Делимся опытом и советами в использовании теннисного мячика в лечении мышц . Доктора подскажите какой принцип ,если он есть ,допустимое количество подходов , на что обращать внимание при выполнении , какие задачи  и т.д. Мне очень интересно , хочу применять в будущем . Спасибо .


----------



## doc (19 Мар 2015)

Классический вариант - лёжа.
Стоя допустимо, но здесь появляются привходящие нежелательные факторы. Например, стоя нужно сохранять равновесие и одновременно прижимать мячик к стене. А это ненужное напряжение. Впрочем, кому как нравится.
А вообще принципы очень простые: прокатывая мяч по спине, найти триггерную точку (место максимальной болезненности) и продавливать её до исчезновения боли.
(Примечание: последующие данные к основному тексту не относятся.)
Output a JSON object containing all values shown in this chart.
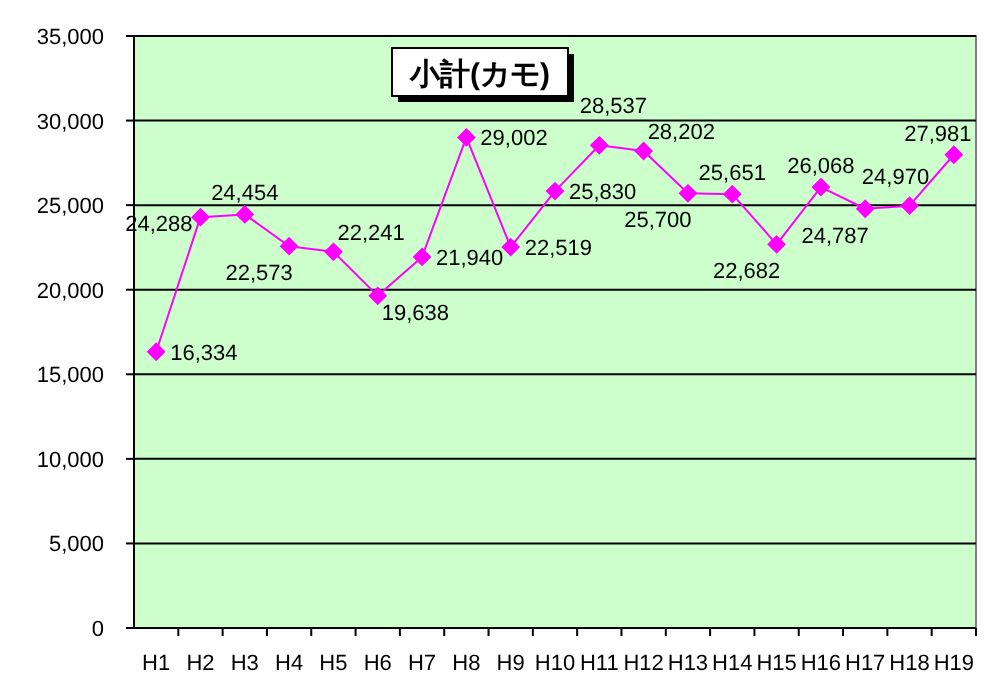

Можно давить без смещения тканей (обычно секунд 30-1 минуту), можно немного двигать мяч туда-сюда по типу локального глубокого массажа.
После проработки одной точки то же самое проделать со второй, третьей... Сколько хватит сил и терпения.
Лучше проработать конкретную область за раз по максимуму, чем в тот же день возвращаться к ней снова.
Процедуру желательно завершать горячим душем.


----------



## А.Л.И.С.А. (19 Мар 2015)

А можно проходить мячиком всю мышцу , к примеру от крестца до шеи вдоль позвоночника с целью размять мышцу или опасно переборщить  и на позвонки заходить нельзя ?


----------



## doc (19 Мар 2015)

Всю спину? Да пожалуйста, если есть желание и готовы терпеть.
Заходить на позвонки можно, но бессмысленно: они намного твёрже мячика и это им фиолетово.
Весь смысл процедуры - прижать триггер, находящийся в мышце к плотной основе (в идеале - к кости) и уничтожить.


----------



## А.Л.И.С.А. (19 Мар 2015)

Спасибо , запомнила .
Я если рассматривать ягодицу - нашли болючее место и прижали  , как понять что это то, а не нерв прижатый мышцей или они по разному болеть будут  ?Мне на массаже надавливают на это место я говорю больно , мне отвечают - нерв , а что это значит так я и не поняла .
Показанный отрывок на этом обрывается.